Modern Christmas Culture

One of the cars had to go back into the shop for a couple of days. The misses had to pick me up from work. It was late and rainy when she finally arrived. The Missouri Department of Transportation has shut down a major route through the heart of the city for at least a year. We decided to take a route home that cut through some residential neighborhoods. And we saw some of the most beautiful Christmas lights on houses that I’ve seen in a long time. Unfortunately, the houses dressed for the season were few and far between. For whatever reason, people just don’t do this holiday like they used to.
Suddenly I started getting nostalgic for the holidays as I knew them as a kid. I remember how my mom and dad used to work all year to prepare for Christmas. Mom would start shopping for the next Christmas the day after Christmas. They would buy things all year so we could have a wonderful Christmas morning. The Christmas tree was relatively bare the night before with just a handful of gifts for decoration purposes. But come Christmas morning the entire living room would be covered in colorful packages with a high toys to practical gifts ratio.
At night, when we were little we would hop in the car and ride through neighborhoods to see the colorful light displays. We would laugh at the house displays with multiple Santa Claus figures in the mix. I remember once we say as many as eight Santa clones in various poses on somebody’s lawn and roof. All the memories of wonderful Christmases past started to well up inside me and I began to feel sad for my son. My boy is never going to wake up to a sea of gifts like my siblings and I did. He’s not going to see his entire neighborhood dressed up in colorful lights.
No one in my neighborhood dressed their house for the season. No time to celebrate the season. No money for gifts. No money for electric bills from Ameren UE driven to exorbitant amounts bordering on extortion by Christmas light displays. No holiday spirit for family let alone strangers. No peace and definitely no harmony. The most my son will know of this season is that retail sales are never what retailers hope for and there will always be some house far away featured in the news with a computerized light display with so many flashing bright lights that they’re bound to induce epileptic seizures in people who never had any sign of the condition before. My son will be lucky to see one Santa let alone eight on a single lawn.
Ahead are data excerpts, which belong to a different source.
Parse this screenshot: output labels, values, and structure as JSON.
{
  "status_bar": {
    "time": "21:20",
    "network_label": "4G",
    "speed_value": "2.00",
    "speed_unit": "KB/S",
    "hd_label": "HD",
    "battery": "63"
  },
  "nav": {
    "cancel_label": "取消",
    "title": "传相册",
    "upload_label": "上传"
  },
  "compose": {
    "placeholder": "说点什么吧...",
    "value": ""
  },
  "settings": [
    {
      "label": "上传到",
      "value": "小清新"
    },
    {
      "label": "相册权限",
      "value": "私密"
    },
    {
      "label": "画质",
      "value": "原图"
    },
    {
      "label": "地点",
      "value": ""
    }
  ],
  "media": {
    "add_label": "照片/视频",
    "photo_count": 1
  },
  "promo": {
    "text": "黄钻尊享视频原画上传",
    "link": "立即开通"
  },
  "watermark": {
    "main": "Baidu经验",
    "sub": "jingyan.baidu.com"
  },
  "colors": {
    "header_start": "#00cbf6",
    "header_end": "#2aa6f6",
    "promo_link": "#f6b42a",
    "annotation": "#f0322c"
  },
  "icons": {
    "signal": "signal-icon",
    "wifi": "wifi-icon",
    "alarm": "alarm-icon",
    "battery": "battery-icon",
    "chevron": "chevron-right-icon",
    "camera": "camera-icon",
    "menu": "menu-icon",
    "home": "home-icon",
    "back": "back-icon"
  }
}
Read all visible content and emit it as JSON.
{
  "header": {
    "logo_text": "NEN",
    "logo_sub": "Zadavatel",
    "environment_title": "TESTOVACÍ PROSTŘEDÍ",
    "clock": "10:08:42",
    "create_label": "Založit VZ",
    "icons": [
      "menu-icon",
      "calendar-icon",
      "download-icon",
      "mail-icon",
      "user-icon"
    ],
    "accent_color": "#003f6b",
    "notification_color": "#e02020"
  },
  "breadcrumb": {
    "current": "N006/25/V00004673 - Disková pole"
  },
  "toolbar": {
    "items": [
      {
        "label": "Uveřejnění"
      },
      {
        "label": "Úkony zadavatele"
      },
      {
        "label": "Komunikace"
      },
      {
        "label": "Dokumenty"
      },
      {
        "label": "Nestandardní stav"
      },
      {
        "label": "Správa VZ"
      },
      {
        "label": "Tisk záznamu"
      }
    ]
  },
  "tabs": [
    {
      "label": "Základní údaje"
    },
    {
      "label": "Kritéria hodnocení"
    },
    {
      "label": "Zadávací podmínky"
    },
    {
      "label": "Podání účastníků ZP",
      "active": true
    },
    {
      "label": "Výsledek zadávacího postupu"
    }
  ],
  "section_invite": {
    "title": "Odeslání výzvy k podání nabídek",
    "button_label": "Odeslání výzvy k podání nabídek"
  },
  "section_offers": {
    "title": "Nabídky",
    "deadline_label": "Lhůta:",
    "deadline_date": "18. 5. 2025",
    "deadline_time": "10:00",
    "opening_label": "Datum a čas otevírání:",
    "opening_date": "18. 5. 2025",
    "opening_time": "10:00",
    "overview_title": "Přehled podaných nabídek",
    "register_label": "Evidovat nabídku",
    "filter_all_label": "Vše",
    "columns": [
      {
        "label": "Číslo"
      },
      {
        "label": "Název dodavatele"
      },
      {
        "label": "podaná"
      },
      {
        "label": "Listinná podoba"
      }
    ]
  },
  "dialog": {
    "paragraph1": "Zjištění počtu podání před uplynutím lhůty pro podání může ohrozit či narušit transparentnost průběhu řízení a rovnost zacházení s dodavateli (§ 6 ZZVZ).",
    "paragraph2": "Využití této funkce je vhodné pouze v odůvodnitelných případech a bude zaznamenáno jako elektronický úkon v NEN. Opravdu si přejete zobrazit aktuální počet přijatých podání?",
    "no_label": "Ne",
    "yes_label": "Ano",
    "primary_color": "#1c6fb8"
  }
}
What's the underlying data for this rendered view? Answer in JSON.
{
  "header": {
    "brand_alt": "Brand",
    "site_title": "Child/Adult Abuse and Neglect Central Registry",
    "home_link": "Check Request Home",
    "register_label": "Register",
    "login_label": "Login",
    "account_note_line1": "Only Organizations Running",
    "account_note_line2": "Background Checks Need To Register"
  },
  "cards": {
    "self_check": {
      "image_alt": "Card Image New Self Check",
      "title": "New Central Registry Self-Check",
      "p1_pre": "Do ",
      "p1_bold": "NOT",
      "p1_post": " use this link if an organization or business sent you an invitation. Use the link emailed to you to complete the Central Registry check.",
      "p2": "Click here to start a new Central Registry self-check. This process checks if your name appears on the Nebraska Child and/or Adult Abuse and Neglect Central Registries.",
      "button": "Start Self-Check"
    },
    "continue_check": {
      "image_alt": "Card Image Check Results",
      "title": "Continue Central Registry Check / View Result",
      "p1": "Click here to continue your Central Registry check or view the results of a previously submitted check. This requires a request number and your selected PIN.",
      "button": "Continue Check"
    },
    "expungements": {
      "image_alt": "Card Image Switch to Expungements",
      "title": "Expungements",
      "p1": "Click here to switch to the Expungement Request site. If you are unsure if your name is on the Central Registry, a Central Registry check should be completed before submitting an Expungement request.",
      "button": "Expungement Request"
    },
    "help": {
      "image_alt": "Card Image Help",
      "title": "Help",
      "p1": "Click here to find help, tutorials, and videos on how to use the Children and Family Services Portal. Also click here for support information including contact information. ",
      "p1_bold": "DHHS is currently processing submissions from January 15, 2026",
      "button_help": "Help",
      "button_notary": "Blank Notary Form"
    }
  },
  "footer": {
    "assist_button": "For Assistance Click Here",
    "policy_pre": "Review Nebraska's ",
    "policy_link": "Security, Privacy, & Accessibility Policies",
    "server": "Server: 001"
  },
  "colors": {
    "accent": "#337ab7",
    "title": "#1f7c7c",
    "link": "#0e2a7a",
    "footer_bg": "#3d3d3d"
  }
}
The traditions of Christmas have been railroaded into a corporate retail marketing tool that has little in common with the meaning of the original concept. Christmas was intended to be spiritual counter to pagan rituals that celebrated the transition from fall to winter. Instead of allowing the non believers to exercise their traditions in peace, they were melded into Christian rituals designed to celebrate the birth of the son of man. Is it really just a coincidence that the birth of Jesus is celebrated with a Santa and an evergreen tree dressed up in lights and candy canes and such? What in the world do any of those distractions have with the supposed birth of Christ?
The communal concepts like good will towards all men have given way to shootouts in Macy’s over the last Xbox 360. A man loses his life making the mistake of standing in between a crowd of people and the low priced items at the Walmart. A man’s life isn’t worth a discounted dollar these days, at least not around the holiday season. Any spiritual significance centered on social aspects pale in comparison to the secular characteristics that more closely resemble the what’s in it for me line of thinking that permeates every facet of our culture.
I thought about these things as I drove home with my son in the back seat of the car. At twenty two months he really didn’t seem to pay all that much attention to the few houses that were lit up. He just might be too young to focus. When we passed one set of lights his attention was riveted on the brick wall on the other side of the street. He has no clue as to what’s happening in this sarcastic season of joy. To him, it’s just another day. It saddens me that he won’t know the joy of Christmas like I do, or once did.
But then again, he will not suffer the disappointment of a time where Christmas meant a little more than shopping with credit and more pressure fueled human conflict. Given a choice I would prefer that my son not know Christmas at all than to see it develop into a modern pagan ritual of consumption, narcissism, cynicism and chaos. Christmas used to represent the best of us. It now represents us at our very worst as a culture.